James Brown
“Spider Lilies”,
2017
Oil with pastel
and watercolour on canvas
Size: 30 x 25
cm
At the time I
made this small painting I was enjoying the idea of using flowers, especially
their silhouetted forms, as way of containing, or cupping, a feeling of
softness and sadness. My explanation may not pin down with full clarity what I
was after, but in essence I wanted to use the colour of flowers—not necessarily
the true colours as a naturalist might see—as an expressive equivalent (viz. T.S.
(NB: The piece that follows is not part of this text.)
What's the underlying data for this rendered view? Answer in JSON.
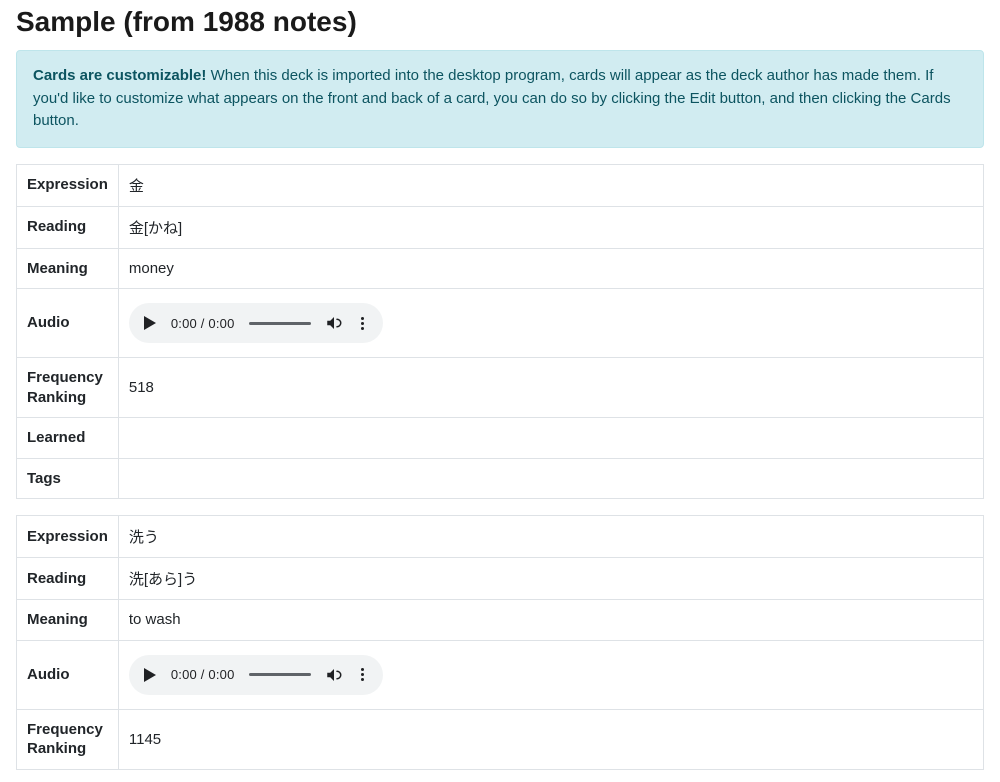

Eliot’s “objective correlative”) for how I was feeling. Of course, spider
lilies with all their drooping petals and other dangly bits have a history of being
used in funerals to connote feelings of loss. Here, however, I saw them as
having the perfect creepy forms for symbolically capturing a dark moment of melancholy
edged with something close to bitterness. I was a crazy man carrying the weight
of the world in his head.
Regarding the technical side of how I made the painting, initially the image was a pastel drawing/painting that was pushed and pulled into being a cohesive image using water and watercolour. The use of water allowed the colours of the pastel to be merged in delicate transitions on the gesso ground. In the final stage, I worked over the pastel with oil paints and an oil medium to stabilise the pastel colours so that they became an intrinsic part of the oil paint film.